On the homefront, there has been some good change. Right after Naiya's diagnosis, I wandered into a nearby health store to check out their selection of supplements I intended to collect for her and, after striking up good conversation with the staff, was offered a job! So, I'm back in that holistic health shop life...two days a week. It has been a pleasant perk to have seen quite a few old customers from the little shop on the square! I wasn't looking for any outside work, but this staff is so knowledgeable that this feels like the best way I can support Naiya right now. I also started a new magnesium supplement that is making a difference in my body. I can tell that I am absorbing more magnesium than I ever did with the Natural Calm. And, I recently decided to give CBD oil a try. I have been having a terrible time sleeping again and melatonin was not working for me. So, at just 1.5 mg right before bed, I fall asleep on my own and even though I still wake up during the night, I am able to fall back asleep without it taking 2+ hours of listening to the mental chatter inside my brain. The quietening of that chatter has been the most remarkable benefit of CBD for me. I've also fallen in love with a local yoga studio. It is everything I personally want in a studio...spirituality, asana, and connection.

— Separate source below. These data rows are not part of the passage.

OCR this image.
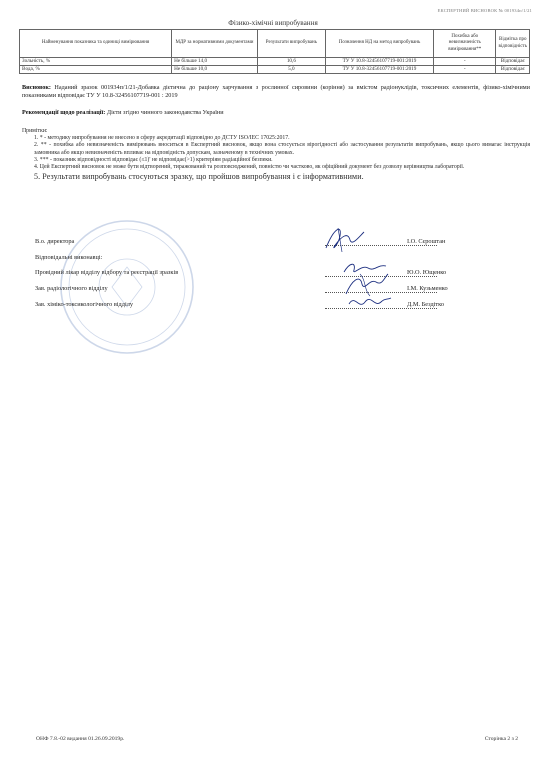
ЕКСПЕРТНИЙ ВИСНОВОК № 001934п/1/21
Фізико-хімічні випробування
Найменування показника та одиниці вимірювання	МДР за нормативними документами	Результати випробувань	Позначення НД на метод випробувань	Похибка або невизначеність вимірювання**	Відмітка про відповідність
Зольність, %	Не більше 14,0	10,6	ТУ У 10.8-32456107719-001:2019	-	Відповідає
Вода, %	Не більше 10,0	5,0	ТУ У 10.8-32456107719-001:2019	-	Відповідає
Висновок: Наданий зразок 001934п/1/21-Добавка дієтична до раціону харчування з рослинної сировини (коріння) за вмістом радіонуклідів, токсичних елементів, фізико-хімічними показниками відповідає ТУ У 10.8-32456107719-001 : 2019
Рекомендації щодо реалізації: Дієти згідно чинного законодавства України
Примітки:
1. * - методику випробування не внесено в сферу акредитації відповідно до ДСТУ ISO/IEC 17025:2017.
2. ** - похибка або невизначеність вимірювань вноситься в Експертний висновок, якщо вона стосується вірогідності або застосування результатів випробувань, якщо цього вимагає інструкція замовника або якщо невизначеність впливає на відповідність допускам, зазначеному в технічних умовах.
3. *** - показник відповідності відповідає (≤1)' не відповідає(>1) критеріям радіаційної безпеки.
4. Цей Експертний висновок не може бути відтворений, тиражований та розповсюджений, повністю чи частково, як офіційний документ без дозволу керівництва лабораторії.
5. Результати випробувань стосуються зразку, що пройшов випробування і є інформативними.
В.о. директора	І.О. Сєроштан
Відповідальні виконавці:
Провідний лікар відділу відбору та реєстрації зразків	Ю.О. Ющенко
Зав. радіологічного відділу	І.М. Кузьменко
Зав. хіміко-токсикологічного відділу	Д.М. Бездітко
ОНФ 7.8.-02 видання 01.26.09.2019р.	Сторінка 2 з 2
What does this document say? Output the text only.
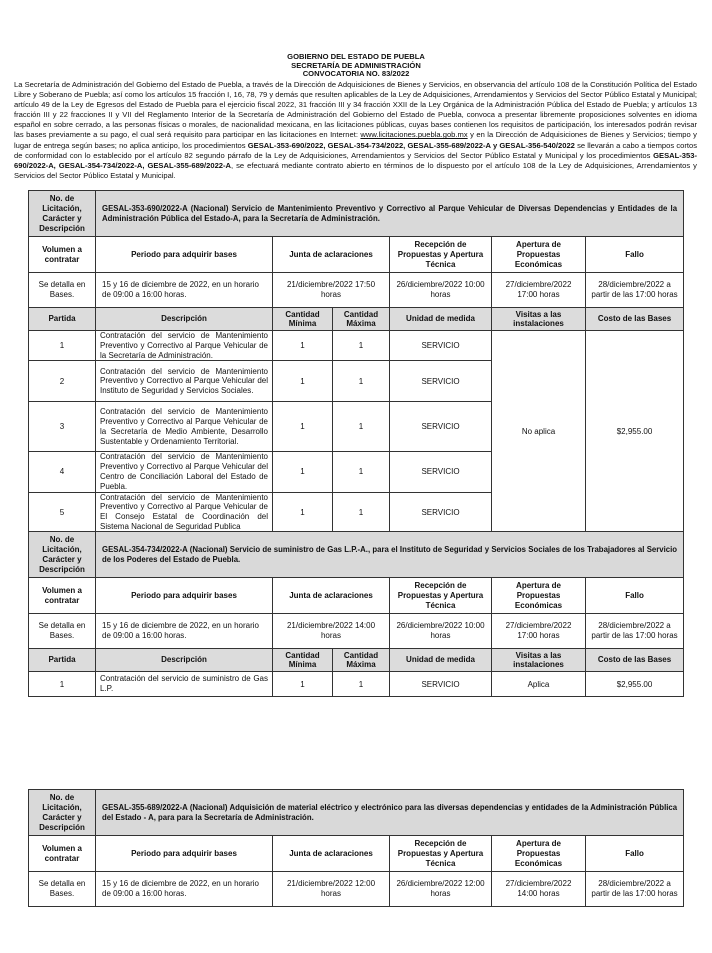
GOBIERNO DEL ESTADO DE PUEBLA
SECRETARÍA DE ADMINISTRACIÓN
CONVOCATORIA NO. 83/2022
La Secretaría de Administración del Gobierno del Estado de Puebla, a través de la Dirección de Adquisiciones de Bienes y Servicios, en observancia del artículo 108 de la Constitución Política del Estado Libre y Soberano de Puebla; así como los artículos 15 fracción I, 16, 78, 79 y demás que resulten aplicables de la Ley de Adquisiciones, Arrendamientos y Servicios del Sector Público Estatal y Municipal; artículo 49 de la Ley de Egresos del Estado de Puebla para el ejercicio fiscal 2022, 31 fracción III y 34 fracción XXII de la Ley Orgánica de la Administración Pública del Estado de Puebla; y artículos 13 fracción III y 22 fracciones II y VII del Reglamento Interior de la Secretaría de Administración del Gobierno del Estado de Puebla, convoca a presentar libremente proposiciones solventes en idioma español en sobre cerrado, a las personas físicas o morales, de nacionalidad mexicana, en las licitaciones públicas, cuyas bases contienen los requisitos de participación, los interesados podrán revisar las bases previamente a su pago, el cual será requisito para participar en las licitaciones en Internet: www.licitaciones.puebla.gob.mx y en la Dirección de Adquisiciones de Bienes y Servicios; tiempo y lugar de entrega según bases; no aplica anticipo, los procedimientos GESAL-353-690/2022, GESAL-354-734/2022, GESAL-355-689/2022-A y GESAL-356-540/2022 se llevarán a cabo a tiempos cortos de conformidad con lo establecido por el artículo 82 segundo párrafo de la Ley de Adquisiciones, Arrendamientos y Servicios del Sector Público Estatal y Municipal y los procedimientos GESAL-353-690/2022-A, GESAL-354-734/2022-A, GESAL-355-689/2022-A, se efectuará mediante contrato abierto en términos de lo dispuesto por el artículo 108 de la Ley de Adquisiciones, Arrendamientos y Servicios del Sector Público Estatal y Municipal.
No. de Licitación, Carácter y Descripción	GESAL-353-690/2022-A (Nacional) Servicio de Mantenimiento Preventivo y Correctivo al Parque Vehicular de Diversas Dependencias y Entidades de la Administración Pública del Estado-A, para la Secretaría de Administración.					
Volumen a contratar	Periodo para adquirir bases	Junta de aclaraciones		Recepción de Propuestas y Apertura Técnica	Apertura de Propuestas Económicas	Fallo
Se detalla en Bases.	15 y 16 de diciembre de 2022, en un horario de 09:00 a 16:00 horas.	21/diciembre/2022 17:50 horas		26/diciembre/2022 10:00 horas	27/diciembre/2022 17:00 horas	28/diciembre/2022 a partir de las 17:00 horas
Partida	Descripción	Cantidad Mínima	Cantidad Máxima	Unidad de medida	Visitas a las instalaciones	Costo de las Bases
1	Contratación del servicio de Mantenimiento Preventivo y Correctivo al Parque Vehicular de la Secretaría de Administración.	1	1	SERVICIO	No aplica	$2,955.00
2	Contratación del servicio de Mantenimiento Preventivo y Correctivo al Parque Vehicular del Instituto de Seguridad y Servicios Sociales.	1	1	SERVICIO		
3	Contratación del servicio de Mantenimiento Preventivo y Correctivo al Parque Vehicular de la Secretaría de Medio Ambiente, Desarrollo Sustentable y Ordenamiento Territorial.	1	1	SERVICIO		
4	Contratación del servicio de Mantenimiento Preventivo y Correctivo al Parque Vehicular del Centro de Conciliación Laboral del Estado de Puebla.	1	1	SERVICIO		
5	Contratación del servicio de Mantenimiento Preventivo y Correctivo al Parque Vehicular de El Consejo Estatal de Coordinación del Sistema Nacional de Seguridad Publica	1	1	SERVICIO		
No. de Licitación, Carácter y Descripción	GESAL-354-734/2022-A (Nacional) Servicio de suministro de Gas L.P.-A., para el Instituto de Seguridad y Servicios Sociales de los Trabajadores al Servicio de los Poderes del Estado de Puebla.					
Volumen a contratar	Periodo para adquirir bases	Junta de aclaraciones		Recepción de Propuestas y Apertura Técnica	Apertura de Propuestas Económicas	Fallo
Se detalla en Bases.	15 y 16 de diciembre de 2022, en un horario de 09:00 a 16:00 horas.	21/diciembre/2022 14:00 horas		26/diciembre/2022 10:00 horas	27/diciembre/2022 17:00 horas	28/diciembre/2022 a partir de las 17:00 horas
Partida	Descripción	Cantidad Mínima	Cantidad Máxima	Unidad de medida	Visitas a las instalaciones	Costo de las Bases
1	Contratación del servicio de suministro de Gas L.P.	1	1	SERVICIO	Aplica	$2,955.00
No. de Licitación, Carácter y Descripción	GESAL-355-689/2022-A (Nacional) Adquisición de material eléctrico y electrónico para las diversas dependencias y entidades de la Administración Pública del Estado - A, para para la Secretaría de Administración.				
Volumen a contratar	Periodo para adquirir bases	Junta de aclaraciones	Recepción de Propuestas y Apertura Técnica	Apertura de Propuestas Económicas	Fallo
Se detalla en Bases.	15 y 16 de diciembre de 2022, en un horario de 09:00 a 16:00 horas.	21/diciembre/2022 12:00 horas	26/diciembre/2022 12:00 horas	27/diciembre/2022 14:00 horas	28/diciembre/2022 a partir de las 17:00 horas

I am also feeling very sure that being a holistic nurse is what I was called to do in this life. Looking back, it is impossible to ignore the many paths which led me to this revelation. Twelve days before Naiya's diagnosis, I journaled about the 11:11 phenomenon and how it was suddenly back in my life. Message received, Universe. 

Today, Naiya was able to come inside my house for a minute...these three girls were reunited and it did all of our hearts such good. Very conscious of what a blessing that is. Sending love and good energy out to anyone reading these words, thank you for your presence here.